Abe has faced allegations that he has used the publicly funded parties for his own benefit by inviting many of his supporters.

At a plenary meeting of the House of Councillors, the upper chamber of parliament, Abe said his office sought applications from people who wished to attend the parties after a request from the Cabinet Secretariat to recommend guests for the gatherings.

“I myself sometimes expressed opinions about who should be recommended (for the parties) when asked by the office for advice,” Abe said.

The prime minister was speaking about the cherry blossom-viewing parties at a parliamentary session for the first time since his comments at a budget committee meeting of the Upper House on Nov. 8.

“I greet and welcome (guests) as host but am not involved in the selection of guests,” Abe said at the Nov. 8 meeting, referring to the events.

On Wednesday, he said, “I wasn’t involved at all in the final selection (of guests) by the Cabinet Secretariat and the Cabinet Office.”

Abe noted that he has organized a dinner party for his supporters on the eve of the annual event since 2013.

In 2015 the dinner party was held at a hotel different from the ones where the participants were staying, Abe said, adding that the participation fee was kept unchanged at 5,000 yen from earlier years after negotiations with the hotel.

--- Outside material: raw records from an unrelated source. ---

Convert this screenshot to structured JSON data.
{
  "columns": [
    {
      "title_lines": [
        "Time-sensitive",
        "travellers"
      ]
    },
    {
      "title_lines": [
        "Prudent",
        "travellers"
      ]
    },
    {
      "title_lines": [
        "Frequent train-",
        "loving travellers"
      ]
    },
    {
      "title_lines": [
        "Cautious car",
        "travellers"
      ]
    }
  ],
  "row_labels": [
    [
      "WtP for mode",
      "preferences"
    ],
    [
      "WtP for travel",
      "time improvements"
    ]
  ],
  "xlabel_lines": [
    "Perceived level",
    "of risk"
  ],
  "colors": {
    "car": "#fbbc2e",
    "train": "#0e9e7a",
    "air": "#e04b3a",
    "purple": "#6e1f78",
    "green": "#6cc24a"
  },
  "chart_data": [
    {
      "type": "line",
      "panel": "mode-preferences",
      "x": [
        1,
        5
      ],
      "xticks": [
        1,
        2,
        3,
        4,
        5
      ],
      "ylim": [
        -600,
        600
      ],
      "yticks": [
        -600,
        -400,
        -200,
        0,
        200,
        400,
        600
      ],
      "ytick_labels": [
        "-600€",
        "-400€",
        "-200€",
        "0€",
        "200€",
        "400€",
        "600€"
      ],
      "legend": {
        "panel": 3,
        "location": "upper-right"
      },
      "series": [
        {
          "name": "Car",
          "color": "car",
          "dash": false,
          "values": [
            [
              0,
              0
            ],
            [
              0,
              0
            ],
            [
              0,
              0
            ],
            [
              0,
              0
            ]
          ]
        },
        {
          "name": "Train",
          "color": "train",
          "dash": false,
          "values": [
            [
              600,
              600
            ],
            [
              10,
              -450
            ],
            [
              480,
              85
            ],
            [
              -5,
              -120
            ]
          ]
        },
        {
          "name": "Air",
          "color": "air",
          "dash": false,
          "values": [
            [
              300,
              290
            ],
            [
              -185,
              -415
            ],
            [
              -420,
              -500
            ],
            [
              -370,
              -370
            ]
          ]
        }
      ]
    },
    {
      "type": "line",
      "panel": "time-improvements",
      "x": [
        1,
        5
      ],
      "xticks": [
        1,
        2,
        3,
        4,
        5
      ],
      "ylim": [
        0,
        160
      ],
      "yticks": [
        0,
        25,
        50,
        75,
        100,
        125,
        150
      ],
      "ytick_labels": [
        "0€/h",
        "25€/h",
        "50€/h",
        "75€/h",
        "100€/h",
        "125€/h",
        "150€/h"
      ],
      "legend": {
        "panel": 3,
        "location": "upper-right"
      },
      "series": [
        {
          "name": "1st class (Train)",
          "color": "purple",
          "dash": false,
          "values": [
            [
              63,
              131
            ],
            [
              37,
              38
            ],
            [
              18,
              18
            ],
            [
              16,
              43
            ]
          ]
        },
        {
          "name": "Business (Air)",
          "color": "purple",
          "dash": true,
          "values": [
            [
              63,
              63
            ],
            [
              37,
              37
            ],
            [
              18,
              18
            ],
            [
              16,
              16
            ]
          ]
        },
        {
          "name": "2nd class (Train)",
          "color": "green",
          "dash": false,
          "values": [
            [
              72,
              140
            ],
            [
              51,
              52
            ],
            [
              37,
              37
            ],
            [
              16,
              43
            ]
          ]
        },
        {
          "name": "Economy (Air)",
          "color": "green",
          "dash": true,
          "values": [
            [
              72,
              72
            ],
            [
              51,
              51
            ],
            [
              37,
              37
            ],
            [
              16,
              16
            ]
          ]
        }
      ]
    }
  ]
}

Opposition parties have claimed that the price was too low for a dinner party at an upscale hotel in Tokyo and expressed suspicion that the Abe side may have partially covered the events’ costs in violation of the public offices election law.

On Friday, Abe told reporters that the participation fees for the dinner parties were set by the hotel side as many participants stayed at the same hotel.

On his accountability for the cherry blossom-viewing parties, Abe told reporters prior to Wednesday’s Upper House plenary session, “The people will make a judgement.”

Separately, Chief Cabinet Secretary Yoshihide Suga said at a meeting of the Cabinet Committee of the House of Representatives, the lower chamber, that Abe had a recommendation quota of some 1,000 guests to attend a cherry blossom-viewing party.

“We regret that the number (of guests) grew as years went by,” Suga said.

According to Suga, there was also quotas of some 6,000 guests recommended by people linked to Abe’s ruling Liberal Democratic Party and some 1,000 guests recommended by the deputy prime minister and senior officials of the prime minister’s office.

Shoji Onishi, councillor at the Cabinet Secretariat, said that Abe’s wife, Akie, recommended guests during the Abe office’s process of seeking participants from a broad range of people.

But Suga denied that she has been involved in the guest selection process.

Jun Azumi, parliamentary affairs chief of the major opposition Constitutional Democratic Party of Japan, told reporters that the first lady is “highly likely to have invited her friends” to the cherry blossom parties.

She confused public and private matters and used public funds for private purposes, Azumi claimed.